Pharmaceutical preparation of the present invention, the preparation of its oral administration can contain excipient commonly used, such as binding agent, filler, diluent, tablet agent, lubricant, disintegrating agent, coloring agent, flavoring agent and wetting agent, can carry out coating to tablet in case of necessity.
The filler that is suitable for comprises cellulose, mannitol, lactose and other similar filler.Suitable disintegrating agent comprises starch, polyvinylpyrrolidone and starch derivatives, for example sodium starch glycollate.Suitable lubricant, for example magnesium stearate.The acceptable wetting agent of appropriate drug comprises sodium lauryl sulphate.
Can fill by mixing, the method that tabletting etc. are commonly used prepares solid oral composition.Mix repeatedly active substance is distributed in those compositionss of a large amount of filleies of whole use.
The form of oral liquid for example can be aqueous or oily suspensions, solution, Emulsion, syrup or elixir, perhaps can be a kind of available water before use or other suitable composite dry products of carrier.This liquid preparation can contain conventional additive, such as suspending agent, for example sorbitol, syrup, methylcellulose, gelatin, hydroxyethyl-cellulose, carboxymethyl cellulose, aluminium stearate gel or hydrogenation edible fat, emulsifying agent, for example lecithin, anhydro sorbitol monooleate or arabic gum; Non-aqueous carrier (they can comprise edible oil), for example almond oil, fractionated coconut oil, such as oily ester, propylene glycol or the ethanol of the ester of glycerol; Antiseptic, for example para hydroxybenzene methyl ester or propyl p-hydroxybenzoate or sorbic acid, and if desired, can contain conventional flavouring agent or coloring agent.

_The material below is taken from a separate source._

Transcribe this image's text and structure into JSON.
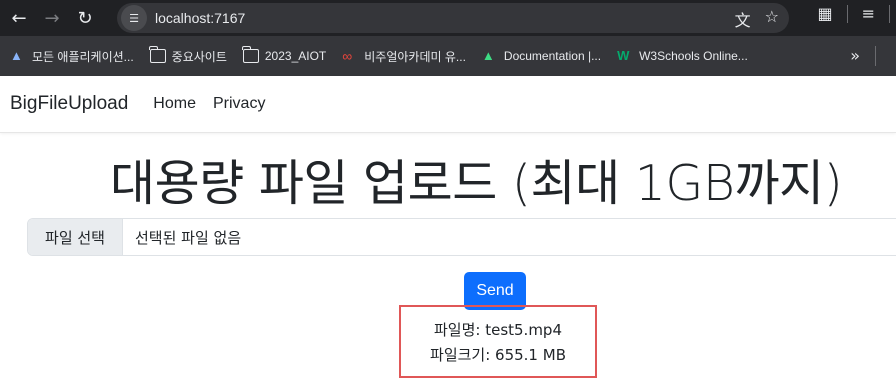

For injection, the liquid unit dosage forms of preparation contains active substance of the present invention and sterile carrier.According to carrier and concentration, this chemical compound can be suspended or dissolving.The preparation of solution is normally by being dissolved in active substance in a kind of carrier filter-sterilized before it is packed into a kind of suitable bottle or ampoule, sealing then.For example a kind of local anesthetic of adjuvant, antiseptic and buffer agent also can be dissolved in this carrier.In order to improve its stability, can be after the bottle of packing into that this compositions is freezing, and under vacuum, water is removed.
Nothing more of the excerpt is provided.